Kali ini, aku akan ikut menjelajah dalam kegiatan pengabdian masyarakat bersama teman-teman dari Komunitas NGO Kapal Ekspedisi. Tujuan kali ini adalah Ekspedisi Seribu Pulau #6 Toraja Utara: Cahaya Islam di Tanah Toraja.
Cukup menarik ketika aku mencari tahu tentang Toraja. Banyak hal baru yang aku ketahui, mulai dari letaknya di Pulau Sulawesi hingga keberagaman adat, budaya, serta agama yang ada di sana. Aku tidak sabar untuk belajar lebih banyak dan ikut berbaur dengan masyarakat di sana.
Sesuai dengan cerita persiapanku untuk kegiatan di Amerika sebelumnya, bisa dikatakan bahwa aku mendaftar kegiatan ini di tengah-tengah persiapan tersebut.
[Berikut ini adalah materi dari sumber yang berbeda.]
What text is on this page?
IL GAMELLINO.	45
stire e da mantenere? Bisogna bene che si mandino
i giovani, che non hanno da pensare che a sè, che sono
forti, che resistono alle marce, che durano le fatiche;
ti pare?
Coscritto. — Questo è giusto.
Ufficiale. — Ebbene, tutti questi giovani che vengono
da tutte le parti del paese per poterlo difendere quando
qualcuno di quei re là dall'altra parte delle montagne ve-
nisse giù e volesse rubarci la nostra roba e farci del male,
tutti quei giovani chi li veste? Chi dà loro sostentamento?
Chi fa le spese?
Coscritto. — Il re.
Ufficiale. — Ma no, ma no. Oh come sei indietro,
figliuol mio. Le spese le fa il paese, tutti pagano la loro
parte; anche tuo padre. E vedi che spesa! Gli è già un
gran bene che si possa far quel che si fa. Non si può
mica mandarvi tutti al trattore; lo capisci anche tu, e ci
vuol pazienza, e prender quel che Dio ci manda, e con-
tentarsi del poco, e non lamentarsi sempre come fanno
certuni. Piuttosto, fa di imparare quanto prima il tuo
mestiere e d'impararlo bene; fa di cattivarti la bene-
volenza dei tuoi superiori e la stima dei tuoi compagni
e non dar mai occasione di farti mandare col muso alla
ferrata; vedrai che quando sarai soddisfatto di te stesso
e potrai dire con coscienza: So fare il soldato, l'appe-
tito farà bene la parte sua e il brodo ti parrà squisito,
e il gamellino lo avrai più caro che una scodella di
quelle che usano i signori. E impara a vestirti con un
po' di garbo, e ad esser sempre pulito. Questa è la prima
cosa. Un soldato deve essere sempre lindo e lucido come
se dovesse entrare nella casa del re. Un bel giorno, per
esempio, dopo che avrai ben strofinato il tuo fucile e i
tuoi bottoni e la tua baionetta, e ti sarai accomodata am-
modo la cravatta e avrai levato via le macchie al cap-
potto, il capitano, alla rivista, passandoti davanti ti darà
Saat itu, aku juga memikirkan, jika mengambil liburan kelas musim panas, kegiatan apa saja yang bisa aku laksanakan untuk mengisi waktu tersebut.
Sebenarnya, tidak banyak persiapan yang perlu dilakukan untuk mengikuti kegiatan ini. Hanya persiapan biasa, seperti program kerja yang akan dilaksanakan saat tiba di lokasi pengabdian, serta pembekalan lainnya.
Langsung saja menuju hari di mana aku mulai berangkat.
Hari itu, aku berangkat dari rumahku di Bogor. Pagi harinya, aku sempat pergi bersama keluarga ke Taman Safari Puncak untuk persiapan akhir tahun sekolah, kemudian kembali ke rumah. Setelah Magrib, aku pamit kepada orang tua untuk mengikuti kegiatan ini dan memulai perjalanan menuju stasiun terdekat.
Dari Stasiun Cibinong, aku menuju Jakarta, tepatnya ke Stasiun Pasar Senen. Saat itu, ternyata aku satu kereta dengan Kak Akmal, yang pernah aku temui sebelumnya saat kegiatan CLC. Namun, karena kami berada di gerbong yang berbeda, kami tidak sempat berbincang lebih lama.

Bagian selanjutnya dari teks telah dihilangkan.